Equipment You Need To photograph snowflakes
Here is a list of equipment you need to capture mesmerizing photos of snowflakes.
- A paintbrush to transfer snowflakes
- Blackboard or black cloth
- A DSLR or a camera
- A macro lens
- A lamp
- A softbox
Other accessories that are not compulsory but can come in handy include
Taking the Photo
Once you think the weather is perfect to click snowflake photos, head out and check using 100% magnification offered by your camera and lens. This will give you an idea if the weather is right as you will be able to see the patterns through the camera. If you feel it is the right time, take a black glove and throw it out in the snow for a bit. This will prevent the snowflakes from melting as you will be using the glove as the background. Once there are snowflakes on it, turn them on the side you like better or just photograph a clump of them together. Once you have found the snowflake you want to shoot, get into some covered area to ensure other falling snowflakes don’t disrupt the photos.

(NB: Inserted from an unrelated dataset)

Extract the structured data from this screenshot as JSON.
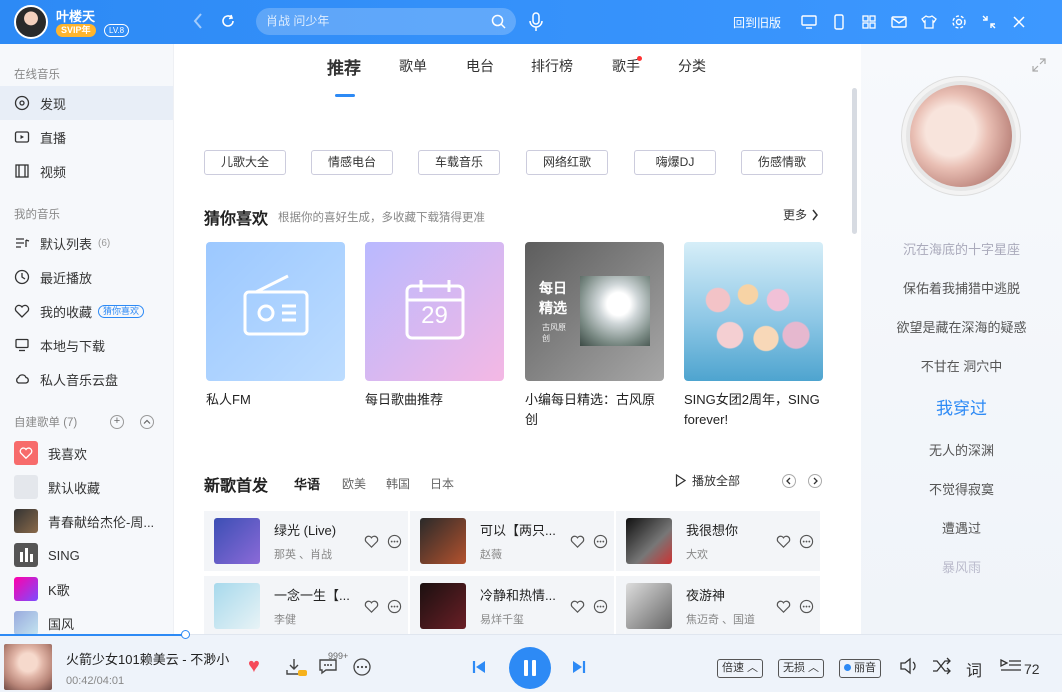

Average Out the Noise by Clicking Multiple Photos
It is important not to be content with taking just a couple of shots of the snowflakes. You never know which angles you might miss this way. Thus, it is best to take several shots and then choose the best among them while you are in the post-production phase. You might have to layer multiple photos on top of one another to get a photo that has no noise and is sharp and crisp. This will also give the image a natural look and feel.
It might look easy when you see photos of snowflakes on the internet, but capturing photos of these little marvels of nature is one of the most difficult things to do considering you are dealing with such delicate and fragile things. It will take some time to master the art of photographing snowflakes, but once you look at the photos, all the efforts will seem worth it.